Every day, lawyers and insurance adjusters settle injury cases. But how do they determine what the case is worth? How can anyone put a dollar value on pain and suffering, the loss of a person’s capacity, or the loss of a loved one? The answers to these questions are not simple. There is no mathematical formula that anyone can use to calculate the value of an injury case. It is an art, not a science.
The Insurance Company Will Only Pay You What They Have To
Insurance companies don’t pay money out of the goodness of their hearts. They only pay when it is in their financial interest to pay. You may ask: “When would it ever be in an insurance company’s financial interest to pay a fair value for a claim?” The answer is always the same: “Insurance companies pay only when they believe that they will end up paying more if they do not settle out of court.” Ultimately, a case’s value is determined by a candid answer to the following question: “What would a jury likely award if this case actually went to trial?”
Of course, nobody knows ahead of time exactly what a jury will do in any given case. However, those of us who have been doing this for a long time know that there are important considerations that determine the likelihood of winning and losing any personal injury case, and there are other important factors that determine the amount awarded by a jury.
The factors and considerations that determine the outcome of a potential jury trial are the same factors and considerations that determine the out-of-court settlement value of a case. This may seem like a fairly obvious point, but you might be surprised how many people fail to look at their case through the eyes of a typical jury, and those who do not never learn the true value of their case.
Your Comprehensive Guide to Determining the Potential Value of Your Personal Injury or Accident Claim
Below, we have outlined many of the important issues that lawyers and insurance companies consider when they determine the value of an injury case. Some of them are the things you might expect—such as determining who was at fault and calculating the amount of the total medical bills—but other considerations are less obvious.
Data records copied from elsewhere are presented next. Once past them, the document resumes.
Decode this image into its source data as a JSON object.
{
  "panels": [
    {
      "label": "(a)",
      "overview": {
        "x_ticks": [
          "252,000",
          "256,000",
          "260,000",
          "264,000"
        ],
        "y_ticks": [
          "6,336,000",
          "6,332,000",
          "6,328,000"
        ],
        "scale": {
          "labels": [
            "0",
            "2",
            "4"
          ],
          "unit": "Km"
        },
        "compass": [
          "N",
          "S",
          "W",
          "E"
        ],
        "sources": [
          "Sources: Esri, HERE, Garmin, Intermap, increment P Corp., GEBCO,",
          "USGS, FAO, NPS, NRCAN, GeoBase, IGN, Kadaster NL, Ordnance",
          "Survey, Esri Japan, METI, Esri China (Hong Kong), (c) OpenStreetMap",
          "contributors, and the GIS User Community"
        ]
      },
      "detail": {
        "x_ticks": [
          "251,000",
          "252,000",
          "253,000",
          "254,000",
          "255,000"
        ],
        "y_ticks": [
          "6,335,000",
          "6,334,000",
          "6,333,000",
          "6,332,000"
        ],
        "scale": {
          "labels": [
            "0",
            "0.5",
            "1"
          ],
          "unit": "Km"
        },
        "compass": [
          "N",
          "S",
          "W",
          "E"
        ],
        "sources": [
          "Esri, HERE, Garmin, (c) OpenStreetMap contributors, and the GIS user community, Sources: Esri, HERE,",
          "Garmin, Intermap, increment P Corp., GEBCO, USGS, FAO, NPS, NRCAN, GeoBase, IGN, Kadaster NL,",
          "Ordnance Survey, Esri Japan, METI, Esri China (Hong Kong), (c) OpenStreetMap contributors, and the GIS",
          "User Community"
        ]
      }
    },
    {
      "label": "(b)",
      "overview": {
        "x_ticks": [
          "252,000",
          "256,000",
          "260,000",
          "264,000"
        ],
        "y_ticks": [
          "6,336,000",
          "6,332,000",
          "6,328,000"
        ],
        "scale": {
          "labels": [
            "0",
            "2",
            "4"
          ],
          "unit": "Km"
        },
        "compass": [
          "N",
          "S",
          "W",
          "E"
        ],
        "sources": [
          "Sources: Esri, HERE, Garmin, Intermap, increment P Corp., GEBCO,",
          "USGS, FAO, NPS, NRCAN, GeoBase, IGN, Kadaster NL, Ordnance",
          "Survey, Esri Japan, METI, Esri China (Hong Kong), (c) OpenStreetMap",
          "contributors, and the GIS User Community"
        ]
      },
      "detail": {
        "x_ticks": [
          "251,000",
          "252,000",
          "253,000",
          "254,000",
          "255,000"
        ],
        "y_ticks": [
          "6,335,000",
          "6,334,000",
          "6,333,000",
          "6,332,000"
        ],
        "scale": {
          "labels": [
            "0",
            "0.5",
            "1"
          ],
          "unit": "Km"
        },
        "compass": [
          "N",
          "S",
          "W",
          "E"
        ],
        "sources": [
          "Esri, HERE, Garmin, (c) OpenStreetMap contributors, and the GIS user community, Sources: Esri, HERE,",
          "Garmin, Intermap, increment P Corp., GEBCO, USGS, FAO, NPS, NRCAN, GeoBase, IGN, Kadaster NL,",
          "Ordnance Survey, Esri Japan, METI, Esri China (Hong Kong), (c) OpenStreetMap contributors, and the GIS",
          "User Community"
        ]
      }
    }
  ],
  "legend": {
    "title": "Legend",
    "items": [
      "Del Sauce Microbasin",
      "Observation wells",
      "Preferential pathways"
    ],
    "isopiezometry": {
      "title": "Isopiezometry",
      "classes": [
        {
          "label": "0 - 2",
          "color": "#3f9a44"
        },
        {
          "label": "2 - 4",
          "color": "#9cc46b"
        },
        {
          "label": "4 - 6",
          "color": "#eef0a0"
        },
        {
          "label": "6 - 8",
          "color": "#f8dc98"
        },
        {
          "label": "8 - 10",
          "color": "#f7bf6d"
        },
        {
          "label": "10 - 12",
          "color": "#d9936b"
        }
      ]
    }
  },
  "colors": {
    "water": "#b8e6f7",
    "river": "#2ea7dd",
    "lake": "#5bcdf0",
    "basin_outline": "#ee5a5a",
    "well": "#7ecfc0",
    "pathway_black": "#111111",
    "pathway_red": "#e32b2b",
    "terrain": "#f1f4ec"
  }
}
Hopefully, by familiarizing yourself with the conscious and sub-conscious influences that determine how juries decide cases, you will be better equipped to do the things that will build your case, and you will be better prepared to decide whether or not you should accept a settlement offer from an insurance company.
Here Are 15 Factors Lawyers and Adjusters Consider When Valuing a Case…
- Is the injured victim the kind of person who will relate well to a jury?
- How strong is the evidence that the other side was at fault in causing the accident?
- Can the other side catch you exaggerating or lying?
- Was there major or minor damage to the vehicles?
- Was there a gap in time between the accident and medical treatment?
- What kind of doctor provided your medical treatment?
- Are your injuries diagnosed objectively or subjectively?
- How large are your medical bills?
- Will you have future medical expenses? Can we prove how much?
- Will you fully recover from your injuries?
- Can you show that you suffered real mental anguish, stress, and life disruption because of the accident?
- How much did you lose in lost wages?
- Will the jury respect and trust your lawyer?
- Is your lawyer willing to take your case to trial?
- How much insurance coverage does the other side have?